- Born: Anna Mae Kelly 24 March 2003 (age 23) Kettering, Northamptonshire, England
- Genres: Pop
- Occupation: Singer-Songwriter
- Years active: 2020–present
- Label: EMI
- Website: maestephens.com

= Mae Stephens =

British singer

Anna Mae Kelly (born 24 March 2003), better known as Mae Stephens, is an English pop singer. She peaked at number 13 on the UK Singles Chart in 2023 with her pop-funk single "If We Ever Broke Up", which initially gained popularity after being teased on Mae Stephens' TikTok account.

Mae Stephens is from Kettering, Northamptonshire. She regards Freddie Mercury and Sigrid among her musical influences.

== Career ==
As Anna Mae Kelly, she self-released two songs called "I Want You to Be Here" and "Devil Eyes" in March and April 2020 respectively. These were followed by two more self-released songs as Mae Stephens entitled "Infamous Kiss" (September 2020) and "White Lies" (March 2021). In 2021, Stephens was interviewed by the BBC about performing during the COVID-19 pandemic.

In December 2022, Stephens released snippets of her song "If We Ever Broke Up" to TikTok. The clips went viral during January 2023. Shortly afterward Stephens was signed to EMI and "If We Ever Broke Up" was released as a full single in February 2023. Stephens also recorded the song ″Out of the Shadows″ for the video game remastered version of Until Dawn.

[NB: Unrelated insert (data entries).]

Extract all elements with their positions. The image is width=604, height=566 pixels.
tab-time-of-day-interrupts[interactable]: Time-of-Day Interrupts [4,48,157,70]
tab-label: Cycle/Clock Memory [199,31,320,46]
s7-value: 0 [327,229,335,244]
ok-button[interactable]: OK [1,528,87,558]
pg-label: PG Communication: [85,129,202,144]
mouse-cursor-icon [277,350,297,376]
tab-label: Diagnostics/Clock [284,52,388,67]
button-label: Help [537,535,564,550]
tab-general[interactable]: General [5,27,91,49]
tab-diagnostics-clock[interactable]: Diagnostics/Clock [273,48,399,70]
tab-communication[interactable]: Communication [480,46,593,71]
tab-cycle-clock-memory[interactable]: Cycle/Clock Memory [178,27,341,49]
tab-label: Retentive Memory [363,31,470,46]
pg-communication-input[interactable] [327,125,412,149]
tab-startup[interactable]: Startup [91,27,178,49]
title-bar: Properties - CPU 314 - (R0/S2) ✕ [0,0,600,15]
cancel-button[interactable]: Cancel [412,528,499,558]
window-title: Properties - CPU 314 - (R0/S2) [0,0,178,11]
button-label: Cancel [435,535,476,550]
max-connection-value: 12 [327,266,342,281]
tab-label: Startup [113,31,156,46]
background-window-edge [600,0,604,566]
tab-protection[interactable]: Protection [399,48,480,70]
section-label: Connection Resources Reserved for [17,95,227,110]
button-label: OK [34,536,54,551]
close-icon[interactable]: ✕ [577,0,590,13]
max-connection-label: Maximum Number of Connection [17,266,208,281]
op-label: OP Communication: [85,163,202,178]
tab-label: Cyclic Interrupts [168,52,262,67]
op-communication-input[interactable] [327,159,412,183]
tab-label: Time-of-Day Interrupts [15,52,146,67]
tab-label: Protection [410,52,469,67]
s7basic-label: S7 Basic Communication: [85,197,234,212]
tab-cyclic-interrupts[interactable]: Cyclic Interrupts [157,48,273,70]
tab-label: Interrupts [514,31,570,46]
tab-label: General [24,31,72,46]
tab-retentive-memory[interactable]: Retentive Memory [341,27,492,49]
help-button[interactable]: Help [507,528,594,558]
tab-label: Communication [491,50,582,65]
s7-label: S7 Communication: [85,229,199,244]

The singer Mae Stephens released her debut EP Securely Insecure on August 2nd, with the lead single "Small Town Syndrome" released on July 12th.

== Discography ==
===Extended plays===

| Title | Details |
|---|---|
| Securely Insecure | Released: 2 August 2024; Label: EMI Records; Formats: Digital download, streaming; |

=== Singles ===

List of singles, with selected chart positions
Title: Year; Peak chart positions; Certifications; Album
UK: CAN; IRE; LIT; NLD; NOR; NZ Hot; POL; SWE
"I Want You to Be Here": 2020; —; —; —; —; —; —; —; —; —; Non-album singles
"Devil Eyes": —; —; —; —; —; —; —; —; —
"Infamous Kiss": —; —; —; —; —; —; —; —; —
"White Lies": 2021; —; —; —; —; —; —; —; —; —
"If We Ever Broke Up": 2023; 13; 89; 8; 95; 74; 23; 6; 15; 63; BPI: Silver; ZPAV: Platinum; RIAA: Gold;
"Mr Right" (with Meghan Trainor): —; —; —; —; —; —; 15; —; —
"Jungle" (with Alok and The Chainsmokers): —; —; —; —; 28; —; 29; 3; —; ZPAV: Platinum;; Summertime Friends
"Cheeky but Charming" (featuring Kuromi): —; —; —; —; —; —; —; —; —; Non-album singles
"ADHD": 2024; —; —; —; —; —; —; —; —; —
"Make Me Your Mrs": —; —; —; —; —; —; —; —; —
"Small Town Syndrome": —; —; —; —; —; —; —; —; —; Securely Insecure
"Out of the Shadows" (from Until Dawn (2024)): —; —; —; —; —; —; —; —; —; TBA
"Woah Man!": 2025; —; —; —; —; —; —; —; —; —
"Tiny Voice": —; —; —; —; —; —; —; —; —
"Done With U": —; —; —; —; —; —; —; —; —
"Earn It": 2026; —; —; —; —; —; —; —; —; —
"—" denotes releases that did not chart or were not released in that territory.